End-to-end verification (the part 0.2.7 / 0.2.8 / 0.2.9 missed)

Before tagging 0.2.10, the framework was tested against the user's actual home directories with the user's exact query, using the production run_enhancers_parallel(...) entry point and the new defaults:

registered enhancers: ['filename_extend']
wall clock: 1093 ms
telemetry: {'fired': ['filename_extend'], 'completed': ['filename_extend'],
            'timed_out': [], 'budget_ms': 2000, 'elapsed_ms': 1093}

💡 Found 4 match(es) outside the current project root...
   /Users/example/Downloads/<filename-A>.pdf
   /Users/example/Downloads/<filename-A>.docx
   /Users/example/Downloads/<filename-B>.pdf
   /Users/example/Downloads/<filename-C>.pdf

This is what the user should see when they run their query against ~/Documents after upgrading. The cli code path (cli.py) calls run_enhancers_parallel(...) from both the main cascade path (0.2.7) and the cold-start path (0.2.8 fix), so this behaviour is visible whether or not the index is built.

Compatibility

  • Python ≥ 3.9 (unchanged)
  • Existing 0.2.0–0.2.9 indexes: no migration.
  • Bench numbers unchanged.
  • Test suite: 192 / 192 passing (20 subtests).

Lessons (recorded in PRINCIPLES.md and auto-memory)
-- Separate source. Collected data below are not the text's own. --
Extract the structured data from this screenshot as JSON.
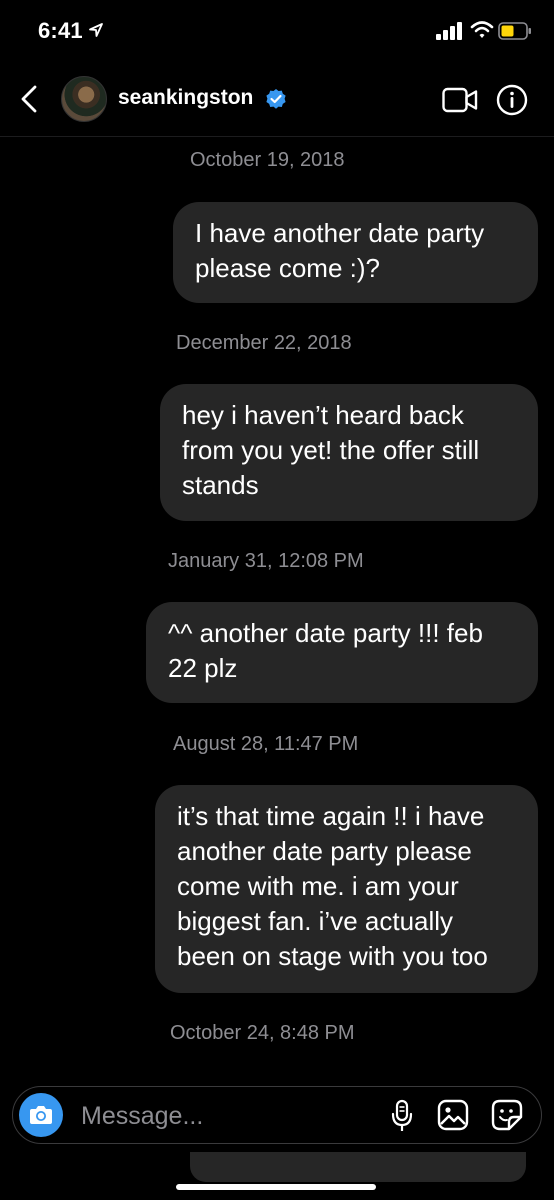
{
  "status_bar": {
    "time": "6:41"
  },
  "header": {
    "username": "seankingston"
  },
  "messages": [
    {
      "date": "October 19, 2018",
      "text": "I have another date party\nplease come :)?"
    },
    {
      "date": "December 22, 2018",
      "text": "hey i haven’t heard back\nfrom you yet! the offer still\nstands"
    },
    {
      "date": "January 31, 12:08 PM",
      "text": "^^ another date party !!! feb\n22 plz"
    },
    {
      "date": "August 28, 11:47 PM",
      "text": "it’s that time again !! i have\nanother date party please\ncome with me. i am your\nbiggest fan. i’ve actually\nbeen on stage with you too"
    },
    {
      "date": "October 24, 8:48 PM"
    }
  ],
  "composer": {
    "placeholder": "Message..."
  },
  "colors": {
    "accent": "#3797f0",
    "bubble": "#262626",
    "battery": "#ffd60a"
  }
}
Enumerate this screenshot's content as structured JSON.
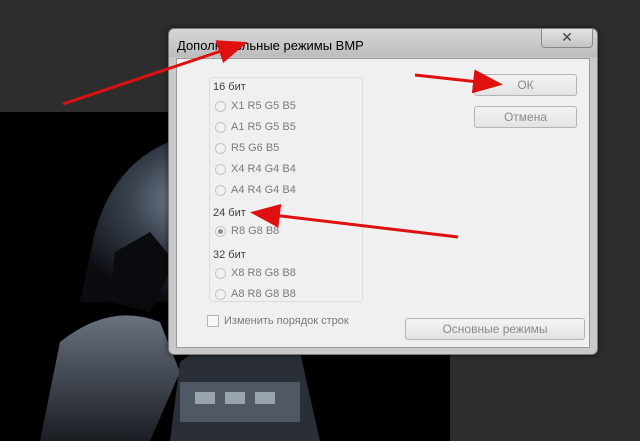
{
  "dialog": {
    "title": "Дополнительные режимы BMP",
    "close_glyph": "✕"
  },
  "group_16": {
    "label": "16 бит",
    "options": [
      "X1 R5 G5 B5",
      "A1 R5 G5 B5",
      "R5 G6 B5",
      "X4 R4 G4 B4",
      "A4 R4 G4 B4"
    ]
  },
  "group_24": {
    "label": "24 бит",
    "options": [
      "R8 G8 B8"
    ],
    "selected": "R8 G8 B8"
  },
  "group_32": {
    "label": "32 бит",
    "options": [
      "X8 R8 G8 B8",
      "A8 R8 G8 B8"
    ]
  },
  "buttons": {
    "ok": "ОК",
    "cancel": "Отмена",
    "basic_modes": "Основные режимы"
  },
  "checkbox": {
    "label": "Изменить порядок строк",
    "checked": false
  },
  "colors": {
    "arrow": "#e01010",
    "window_frame": "#c9c9c9",
    "client_bg": "#f0f0f0"
  }
}
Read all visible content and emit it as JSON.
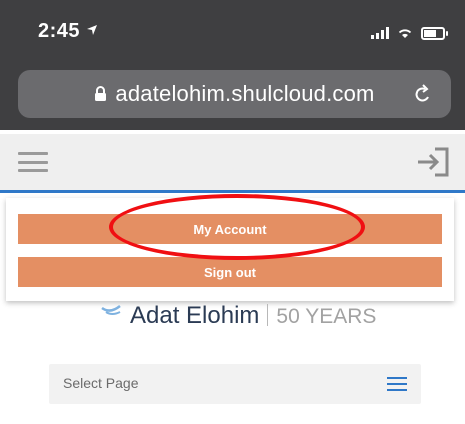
{
  "status_bar": {
    "time": "2:45",
    "location_arrow": "location-arrow-icon"
  },
  "browser": {
    "url": "adatelohim.shulcloud.com"
  },
  "header": {
    "menu_icon": "hamburger-icon",
    "login_icon": "login-icon",
    "accent_color": "#2f78c8"
  },
  "dropdown": {
    "items": [
      {
        "label": "My Account",
        "highlighted": true
      },
      {
        "label": "Sign out"
      }
    ],
    "button_color": "#e48f63",
    "highlight_color": "#f00f12"
  },
  "logo": {
    "name": "Adat Elohim",
    "tagline": "50 YEARS"
  },
  "select_page": {
    "label": "Select Page"
  }
}
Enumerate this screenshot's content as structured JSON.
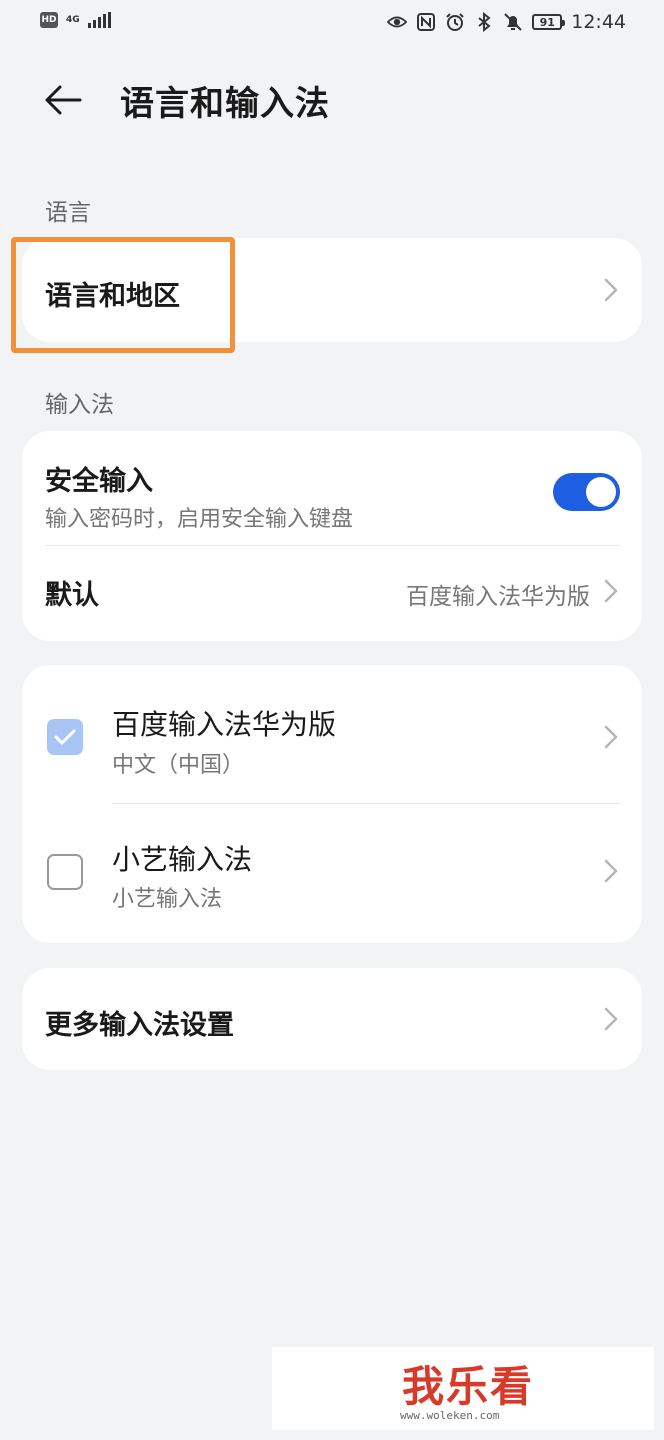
{
  "status_bar": {
    "hd": "HD",
    "network": "4G",
    "battery": "91",
    "time": "12:44"
  },
  "header": {
    "title": "语言和输入法"
  },
  "language_section": {
    "label": "语言",
    "language_region": "语言和地区"
  },
  "input_section": {
    "label": "输入法",
    "secure_input": {
      "title": "安全输入",
      "subtitle": "输入密码时，启用安全输入键盘",
      "enabled": true
    },
    "default": {
      "title": "默认",
      "value": "百度输入法华为版"
    }
  },
  "input_methods": [
    {
      "name": "百度输入法华为版",
      "language": "中文（中国）",
      "checked": true
    },
    {
      "name": "小艺输入法",
      "language": "小艺输入法",
      "checked": false
    }
  ],
  "more_settings": "更多输入法设置",
  "watermark": {
    "text": "我乐看",
    "url": "www.woleken.com"
  },
  "colors": {
    "accent": "#1d5fe0",
    "highlight": "#f3913a",
    "background": "#f1f3f5"
  }
}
  1. End-to-end test before declaring "shipped" — 0.2.7, 0.2.8, and 0.2.9 each had passing unit tests for filename_extend but none had an end-to-end run against the user's actual home dirs with the production budgets. The user (correctly) pointed out that "测试了没有问题才能告诉我" — test it yourself, don't make the user be the integration test.

  2. Gate logic and mechanism logic are different concerns — the gate is "should we even try" (results-based); the mechanism is "what do we do when we try" (token / regex / subprocess). Mixing them creates the keyword-enumeration anti-pattern the user has flagged 4× now.
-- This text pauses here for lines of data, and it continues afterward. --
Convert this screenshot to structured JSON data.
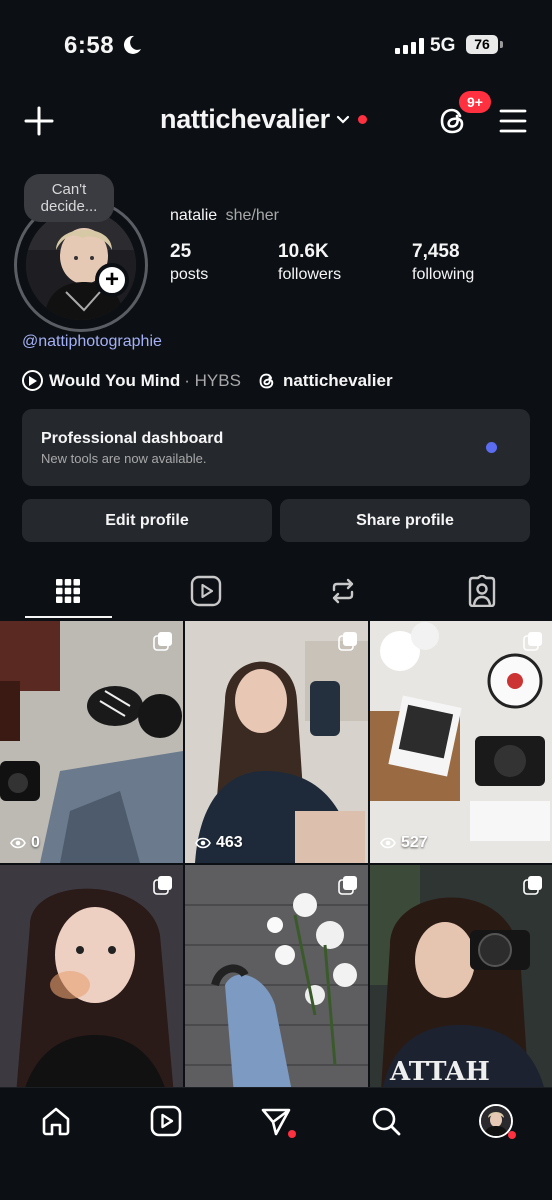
{
  "status": {
    "time": "6:58",
    "network": "5G",
    "battery": "76"
  },
  "nav": {
    "username": "nattichevalier",
    "notification_badge": "9+"
  },
  "profile": {
    "note": "Can't decide...",
    "name": "natalie",
    "pronouns": "she/her",
    "stats": [
      {
        "value": "25",
        "label": "posts"
      },
      {
        "value": "10.6K",
        "label": "followers"
      },
      {
        "value": "7,458",
        "label": "following"
      }
    ],
    "link": "@nattiphotographie",
    "music": {
      "song": "Would You Mind",
      "artist": "· HYBS"
    },
    "threads_handle": "nattichevalier"
  },
  "dashboard": {
    "title": "Professional dashboard",
    "subtitle": "New tools are now available."
  },
  "buttons": {
    "edit": "Edit profile",
    "share": "Share profile"
  },
  "tabs": [
    {
      "name": "grid",
      "icon": "grid-icon",
      "active": true
    },
    {
      "name": "reels",
      "icon": "reels-icon",
      "active": false
    },
    {
      "name": "reposts",
      "icon": "repost-icon",
      "active": false
    },
    {
      "name": "tagged",
      "icon": "tagged-icon",
      "active": false
    }
  ],
  "posts": [
    {
      "views": "0"
    },
    {
      "views": "463"
    },
    {
      "views": "527"
    },
    {
      "views": ""
    },
    {
      "views": ""
    },
    {
      "views": ""
    }
  ],
  "bottom_nav": [
    "home-icon",
    "reels-icon",
    "messages-icon",
    "search-icon",
    "profile-avatar"
  ],
  "colors": {
    "background": "#0c1014",
    "accent_red": "#ff3040",
    "link": "#a4b0f5",
    "card": "#25292e",
    "dashboard_dot": "#5b6cf0"
  }
}
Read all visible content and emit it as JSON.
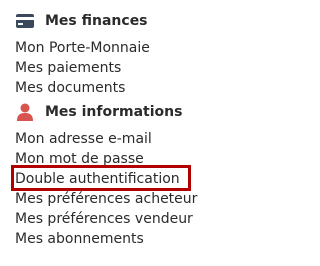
{
  "finances": {
    "title": "Mes finances",
    "icon": "credit-card-icon",
    "icon_color": "#3a4a5c",
    "items": [
      {
        "label": "Mon Porte-Monnaie"
      },
      {
        "label": "Mes paiements"
      },
      {
        "label": "Mes documents"
      }
    ]
  },
  "informations": {
    "title": "Mes informations",
    "icon": "user-icon",
    "icon_color": "#d9534f",
    "items": [
      {
        "label": "Mon adresse e-mail"
      },
      {
        "label": "Mon mot de passe"
      },
      {
        "label": "Double authentification",
        "highlighted": true
      },
      {
        "label": "Mes préférences acheteur"
      },
      {
        "label": "Mes préférences vendeur"
      },
      {
        "label": "Mes abonnements"
      }
    ]
  },
  "colors": {
    "text": "#2b2b2b",
    "highlight_border": "#b00000"
  }
}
  3. Latency budgets must reflect measured production — 400 ms / 500 ms looked good in benchmarks but were under the actual find time on a real ~/Downloads. Always measure against real data before committing a budget number.
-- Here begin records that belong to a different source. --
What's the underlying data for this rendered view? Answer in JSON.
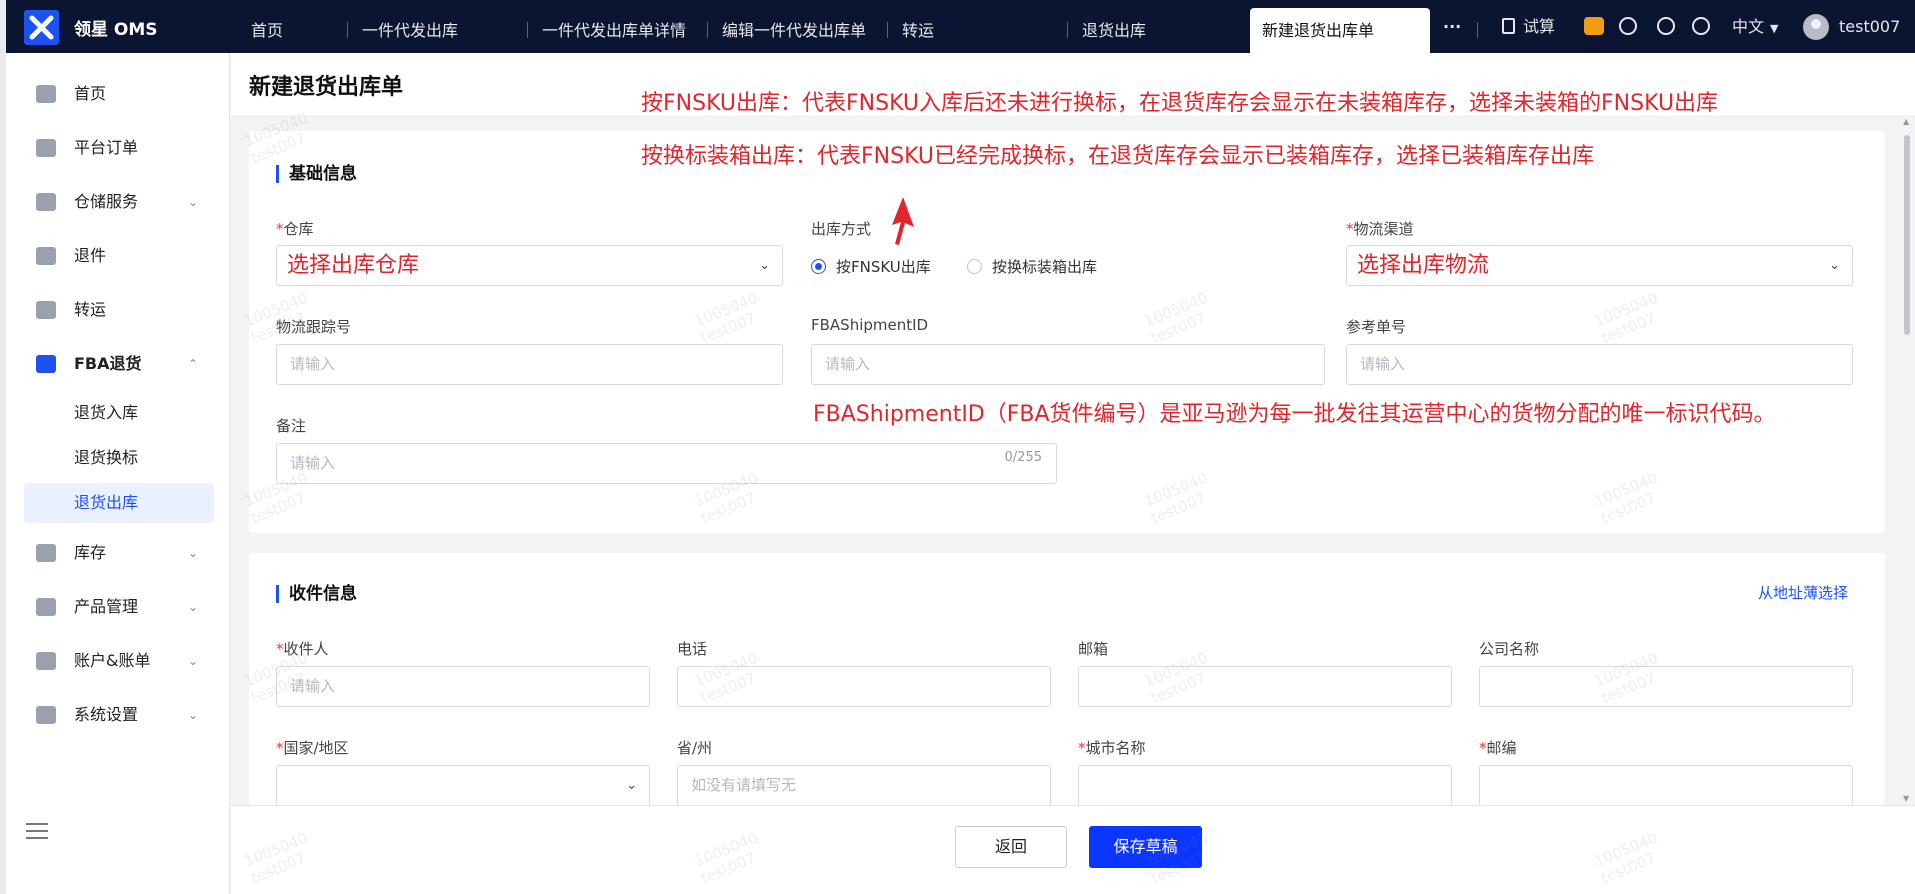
{
  "app": {
    "brand": "领星 OMS"
  },
  "tabs": [
    {
      "label": "首页"
    },
    {
      "label": "一件代发出库"
    },
    {
      "label": "一件代发出库单详情"
    },
    {
      "label": "编辑一件代发出库单"
    },
    {
      "label": "转运"
    },
    {
      "label": "退货出库"
    },
    {
      "label": "新建退货出库单"
    }
  ],
  "topright": {
    "more": "···",
    "trial": "试算",
    "language": "中文",
    "username": "test007"
  },
  "sidebar": {
    "items": [
      {
        "label": "首页",
        "icon": "home-icon"
      },
      {
        "label": "平台订单",
        "icon": "order-icon"
      },
      {
        "label": "仓储服务",
        "icon": "warehouse-icon"
      },
      {
        "label": "退件",
        "icon": "return-icon"
      },
      {
        "label": "转运",
        "icon": "transfer-icon"
      },
      {
        "label": "FBA退货",
        "icon": "amazon-icon"
      },
      {
        "label": "库存",
        "icon": "inventory-icon"
      },
      {
        "label": "产品管理",
        "icon": "product-icon"
      },
      {
        "label": "账户&账单",
        "icon": "billing-icon"
      },
      {
        "label": "系统设置",
        "icon": "settings-icon"
      }
    ],
    "subitems": [
      {
        "label": "退货入库"
      },
      {
        "label": "退货换标"
      },
      {
        "label": "退货出库"
      }
    ]
  },
  "page": {
    "title": "新建退货出库单"
  },
  "basic": {
    "title": "基础信息",
    "warehouse_label": "仓库",
    "warehouse_value": "选择出库仓库",
    "method_label": "出库方式",
    "method_opt1": "按FNSKU出库",
    "method_opt2": "按换标装箱出库",
    "channel_label": "物流渠道",
    "channel_value": "选择出库物流",
    "tracking_label": "物流跟踪号",
    "fba_label": "FBAShipmentID",
    "ref_label": "参考单号",
    "placeholder": "请输入",
    "remark_label": "备注",
    "remark_count": "0/255"
  },
  "receiver": {
    "title": "收件信息",
    "address_book_link": "从地址薄选择",
    "name_label": "收件人",
    "phone_label": "电话",
    "email_label": "邮箱",
    "company_label": "公司名称",
    "country_label": "国家/地区",
    "province_label": "省/州",
    "province_placeholder": "如没有请填写无",
    "city_label": "城市名称",
    "zip_label": "邮编",
    "placeholder": "请输入"
  },
  "annotations": {
    "a1": "按FNSKU出库：代表FNSKU入库后还未进行换标，在退货库存会显示在未装箱库存，选择未装箱的FNSKU出库",
    "a2": "按换标装箱出库：代表FNSKU已经完成换标，在退货库存会显示已装箱库存，选择已装箱库存出库",
    "a3": "FBAShipmentID（FBA货件编号）是亚马逊为每一批发往其运营中心的货物分配的唯一标识代码。"
  },
  "footer": {
    "back": "返回",
    "save_draft": "保存草稿"
  },
  "watermark": {
    "line1": "1005040",
    "line2": "test007"
  },
  "colors": {
    "accent": "#1b52f0",
    "annotation": "#e0262a",
    "topbar": "#0b1430"
  }
}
Known follow-ups (not in 0.2.10)

  • Phase C — full intelligent-retrieval audit; tracked in docs/plans/2026-05-05-phase-c-audit.md
  • More proactive enhancers (query_refinement, markdown_link_traverse, pdf_section_extract, git_history_related).
  • Re-render docs/assets/{benchmark,schema,hero-dark,og-image}.svg to reflect bge-m3 defaults.
  • Re-run the self-test bench on bge-m3 and update docs/token-benchmarking.md.
  • Fix the GitHub Actions PYPI_API_TOKEN 403; manual twine flow continues to work.